Magdeburg/Bernburg (dpa/sa) - Seit Freitag haben Schüler und Lehrer in Sachsen-Anhalt Gewissheit, wie es mit dem Schuljahr weitergeht. Der Salzlandkreis traf bereits am Wochenende erste Vorkehrungen, um den Schülern eine möglichst reibungslose Rückkehr ins Klassenzimmer zu ermöglichen. "Wir sind gut aufgestellt und werden alles tun, was in dieser besonderen Situation notwendig ist, damit sich die Schülerinnen und Schüler auf ihre Abschlussprüfungen konzentrieren können", teilte Landrat Markus Bauer (SPD) am Samstag mit.

So sollen die Busse im Landkreis ab kommendem Donnerstag, wenn die Prüfungsvorbereitungen für die Abschlussklassen in den Schulen starten, zu den Schulzeiten wieder normal verkehren. "Damit wollen wir es den Schülern und ihren Eltern nicht unnötig kompliziert machen", sagte Bauer. Der Sicherheitsabstand zwischen den Schülern könne in den Bussen gewährleistet werden. In den Schulen treten außerdem besondere Hygiene- und Reinigungspläne in Kraft: Auf den Toiletten sollen genügend Seife und Einmalhandtücher bereitgestellt werden, außerdem sollen Desinfektionsmittelspender an den Wänden angebracht werden.

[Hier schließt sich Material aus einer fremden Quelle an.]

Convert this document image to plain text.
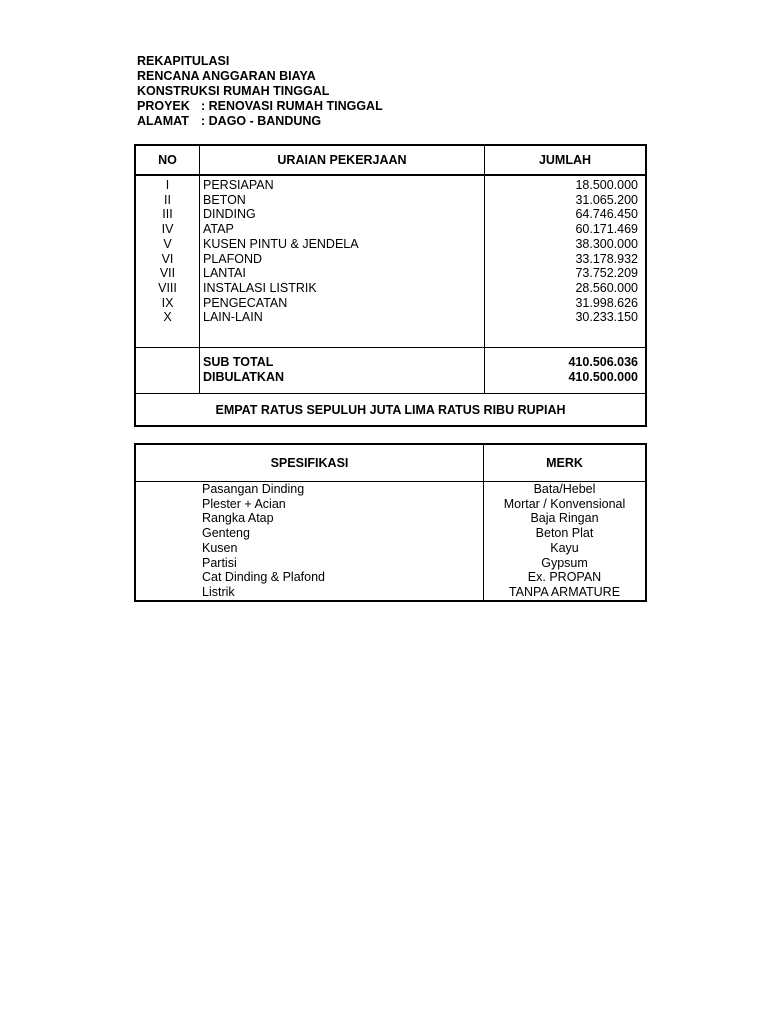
REKAPITULASI
RENCANA ANGGARAN BIAYA
KONSTRUKSI RUMAH TINGGAL
PROYEK : RENOVASI RUMAH TINGGAL
ALAMAT : DAGO - BANDUNG
NO	URAIAN PEKERJAAN	JUMLAH
I	PERSIAPAN	18.500.000
II	BETON	31.065.200
III	DINDING	64.746.450
IV	ATAP	60.171.469
V	KUSEN PINTU & JENDELA	38.300.000
VI	PLAFOND	33.178.932
VII	LANTAI	73.752.209
VIII	INSTALASI LISTRIK	28.560.000
IX	PENGECATAN	31.998.626
X	LAIN-LAIN	30.233.150

	SUB TOTAL	410.506.036
	DIBULATKAN	410.500.000
EMPAT RATUS SEPULUH JUTA LIMA RATUS RIBU RUPIAH		
SPESIFIKASI	MERK
Pasangan Dinding	Bata/Hebel
Plester + Acian	Mortar / Konvensional
Rangka Atap	Baja Ringan
Genteng	Beton Plat
Kusen	Kayu
Partisi	Gypsum
Cat Dinding & Plafond	Ex. PROPAN
Listrik	TANPA ARMATURE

Bund und Länder hatten sich am Mittwoch darauf geeinigt, den Schulbetrieb nach gut einem Monat der coronabedingten Schließung wenigstens für Abschlussklassen langsam wieder hochzufahren. Bildungsminister Marco Tullner (CDU) stellte am Freitag seinen Zeitplan dafür vor. Demnach dürfen Abschlussklassen ab Donnerstag wieder zur Prüfungsvorbereitung in die Schule kommen, die Abschlussprüfungen sollen wie geplant starten. Die Abiturprüfungen beginnen demnach am 4. Mai, die Realschulprüfungen eine Woche später.